We certainly do expect that. We like to keep repeating that between the 2 of them, there is a tremendous amount of opportunity there for us. Do we wish it would come faster? Yes. There's -- and as I'm sure they would, too, because transitioning to LED for them is energy savings aspect that makes our properties more valuable. And so of -- we understand, we've been talking about these 2 for a period of time, and if they have developed more slowly. But as a company, we continue to be extremely optimistic about what the combination of both of those can bring to us as a company from a volume standpoint? So thank you, Bill.

William Dezellem

analyst
#23

That's helpful. And I can either jump back in queue or -- because I would like to ask about Stay-Lite. So we can either do that now or I can jump back in queue. What's your preference?

Michael Altschaefl

executive
#24

I think at this point, there's no one left in queue. So why don't you go with a couple more questions and we'll wrap it up, Bill.
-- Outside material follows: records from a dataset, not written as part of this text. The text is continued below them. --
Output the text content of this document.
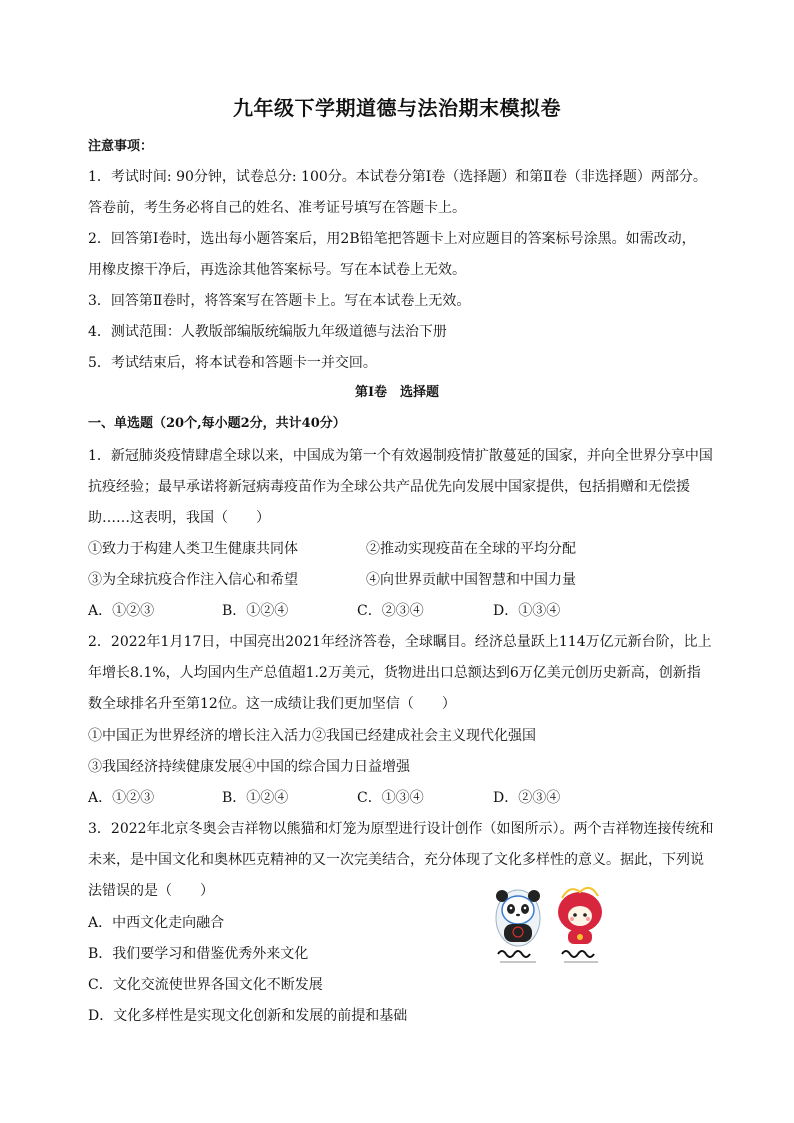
九年级下学期道德与法治期末模拟卷
注意事项：
1．考试时间: 90分钟，试卷总分: 100分。本试卷分第Ⅰ卷（选择题）和第Ⅱ卷（非选择题）两部分。
答卷前，考生务必将自己的姓名、准考证号填写在答题卡上。
2．回答第Ⅰ卷时，选出每小题答案后，用2B铅笔把答题卡上对应题目的答案标号涂黑。如需改动，
用橡皮擦干净后，再选涂其他答案标号。写在本试卷上无效。
3．回答第Ⅱ卷时，将答案写在答题卡上。写在本试卷上无效。
4．测试范围：人教版部编版统编版九年级道德与法治下册
5．考试结束后，将本试卷和答题卡一并交回。
第Ⅰ卷　选择题
一、单选题（20个,每小题2分，共计40分）
1．新冠肺炎疫情肆虐全球以来，中国成为第一个有效遏制疫情扩散蔓延的国家，并向全世界分享中国
抗疫经验；最早承诺将新冠病毒疫苗作为全球公共产品优先向发展中国家提供，包括捐赠和无偿援
助……这表明，我国（　　）
①致力于构建人类卫生健康共同体	②推动实现疫苗在全球的平均分配
③为全球抗疫合作注入信心和希望	④向世界贡献中国智慧和中国力量
A．①②③	B．①②④	C．②③④	D．①③④
2．2022年1月17日，中国亮出2021年经济答卷，全球瞩目。经济总量跃上114万亿元新台阶，比上
年增长8.1%，人均国内生产总值超1.2万美元，货物进出口总额达到6万亿美元创历史新高，创新指
数全球排名升至第12位。这一成绩让我们更加坚信（　　）
①中国正为世界经济的增长注入活力②我国已经建成社会主义现代化强国
③我国经济持续健康发展④中国的综合国力日益增强
A．①②③	B．①②④	C．①③④	D．②③④
3．2022年北京冬奥会吉祥物以熊猫和灯笼为原型进行设计创作（如图所示）。两个吉祥物连接传统和
未来，是中国文化和奥林匹克精神的又一次完美结合，充分体现了文化多样性的意义。据此，下列说
法错误的是（　　）
A．中西文化走向融合
B．我们要学习和借鉴优秀外来文化
C．文化交流使世界各国文化不断发展
D．文化多样性是实现文化创新和发展的前提和基础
Thank you.

William Dezellem

analyst
#25

That's great. So relative to that acquisition, would you discuss what it is they bring to Orion, maybe in the context of what you were, I'll say, lacking, but what you didn't have before that they now bring to you?

Michael Altschaefl

executive
#26

So for us, while we had already and have been providing lighting and electrical maintenance services for some customers, in particular, our largest national customer, we were doing that with some of our existing systems and developing some of our processes, and it's going well for us. It's a growing revenue base for us. We felt that it was advantageous to accelerate that growth into that business by acquiring a company that had a number of things to it: number one, what we felt was an excellent customer base that is linked to our strength in retail; number two, a great group of people that have been in this business for -- a company have been in this business for 50 years and a great team put together right now, both the operational team internally but as well as the qualified technicians in the field to perform; and just the business systems that come along of the software processes and the infrastructure to run the business. And then fourth, we -- part of our strategy here is to build what the industry would call self-performing capabilities. So while we've talked in the past, in many cases, we hire installers to install our fixtures, over time, on the maintenance side, it's more advantageous to be able to fully control that and self-perform, have your technicians, your employee technicians out in the field carrying out that work. And this company, Stay-Lite, has those resources in 15 states already as well as a nationwide network of contractors to allow them to take on nationwide customers. So we thought accelerating our growth, combining it with what we've driven so far, getting this to a $20 million business going in 2023 gets us off and running on building recurring revenue stream.

William Dezellem

analyst
#27

Great. And then finally, what proportion of that $20 million is from Stay-Lite?

Michael Altschaefl

executive
#28

Yes. At this point, we're not going to bust it apart going forward, but you can look back and say, we've already announced that Stay-Lite was about a $9 million business. So I think that kind of gives you the pieces pretty close, Bill.

William Dezellem

analyst
#29

Best of luck with navigating the challenges.

Michael Altschaefl

executive
#30

Thank you, Bill.

Operator

operator
#31

Thank you. That does conclude the Q&A. I would like to turn the call back over to Mike Altschaefl for any closing remarks.

Michael Altschaefl

executive
#32

Thank you, Valerie, and thanks to everyone who joined today's call. We will provide you with more detail next month on our third quarter call currently targeted for February 9. And if you have any questions or wish to schedule a call with management, please contact our IR team, whose contact information is included at the bottom of today's news release. So thank you very much for jumping in to a call on very short notice. We appreciate it. And thanks, everyone, for your time.

Operator

operator
#33

Today's conference has now concluded. Thank you. You may now disconnect your lines.